Théories explicatives des idées délirantes


De nombreuses théories proposent une explication à l'apparition d'idées délirantes chez l'Homme. Certaines adoptent un point de vue doxastique, d'autres ne s'intéressent pas aux croyances normales, se concentrant sur les idées délirantes pour former une théorie explicative.

Certains chercheurs comme Maher - qui a travaillé sur les idées délirantes observées chez les schizophrènes - considèrent qu'une anomalie perceptive suffit pour donner naissance aux idées délirantes. Pour d'autres, le problème perceptif, s'il permet d'expliquer le contenu de l'idée délirante, n'explique pas en revanche son caractère fixe - ie. le fait que l'individu ne puisse pas s'en détacher. Une théorie répond à cela en mettant en jeu deux facteurs dans la formation des idées délirantes - le premier expliquant le contenu de l'idée délirante et le deuxième facteur expliquant la fixité. D'autres débats s'ouvrent alors sur la nature du premier facteur. Est-il nécessaire ? Est-il forcément perceptif ? Certains sujet présentent des idées délirantes sans avoir pour autant un quelconque problème perceptif. Pour McKay 2005 - cité par Bell et Halligan dans The Neural Basis of Human Belief System, chapitre 10 -, le premier facteur est important mais non nécessaire ; les désirs, les motivations pourraient jouer le rôle fonctionnel de ce facteur. Nous pourrions également donner ce rôle aux émotions, à des biais cognitifs, etc.

Ici nous nous intéressons, d'une part, à une théorie davantage centrée sur l'explication de la formation des idées délirantes observées chez les schizophrènes (Corlett 2006, 2007)  ; et d'autre part, à une théorie qui aborde la formation des idées délirantes comme la conséquence d'une "mal-fonction" des processus de formation normale des croyances (Coltheart (2007)).



Théorie des étapes précoces de formation des idées délirantes


Corlett (2006, 2007) s'intéresse aux croyances délirantes développées par les individus atteints de Schizophrénie.

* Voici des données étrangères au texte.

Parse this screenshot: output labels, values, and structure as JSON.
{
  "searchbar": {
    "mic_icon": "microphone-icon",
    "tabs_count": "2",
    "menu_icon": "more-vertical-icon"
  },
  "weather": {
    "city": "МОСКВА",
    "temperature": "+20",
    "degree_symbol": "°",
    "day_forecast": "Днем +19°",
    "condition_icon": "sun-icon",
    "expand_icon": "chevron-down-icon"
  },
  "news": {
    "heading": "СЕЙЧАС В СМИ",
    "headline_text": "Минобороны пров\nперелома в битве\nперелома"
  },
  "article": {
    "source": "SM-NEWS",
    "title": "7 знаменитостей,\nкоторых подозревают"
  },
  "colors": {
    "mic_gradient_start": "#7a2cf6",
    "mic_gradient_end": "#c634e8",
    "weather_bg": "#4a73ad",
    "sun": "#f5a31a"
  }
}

Son point de vue est que les idées délirantes sont des croyances qui se sont développées anormalement (ie. point de vue doxastique). Il cherche à rendre compte des étapes précoces de formation des idées délirantes. Ainsi, le modèle proposé n'explique pas la fixité de l'idée délirante.

Le modèle

Selon Corlett (2006, 2007), la formation des croyances repose sur l'apprentissage d'associations entre des stimuli. Et à l'origine de la formation d'une idée délirante, serait un problème situé au niveau de l'apprentissage associatif, dépendant de l'erreur de prédiction. Une perturbation du signal d'erreur de prédiction serait responsable du problème d'apprentissage.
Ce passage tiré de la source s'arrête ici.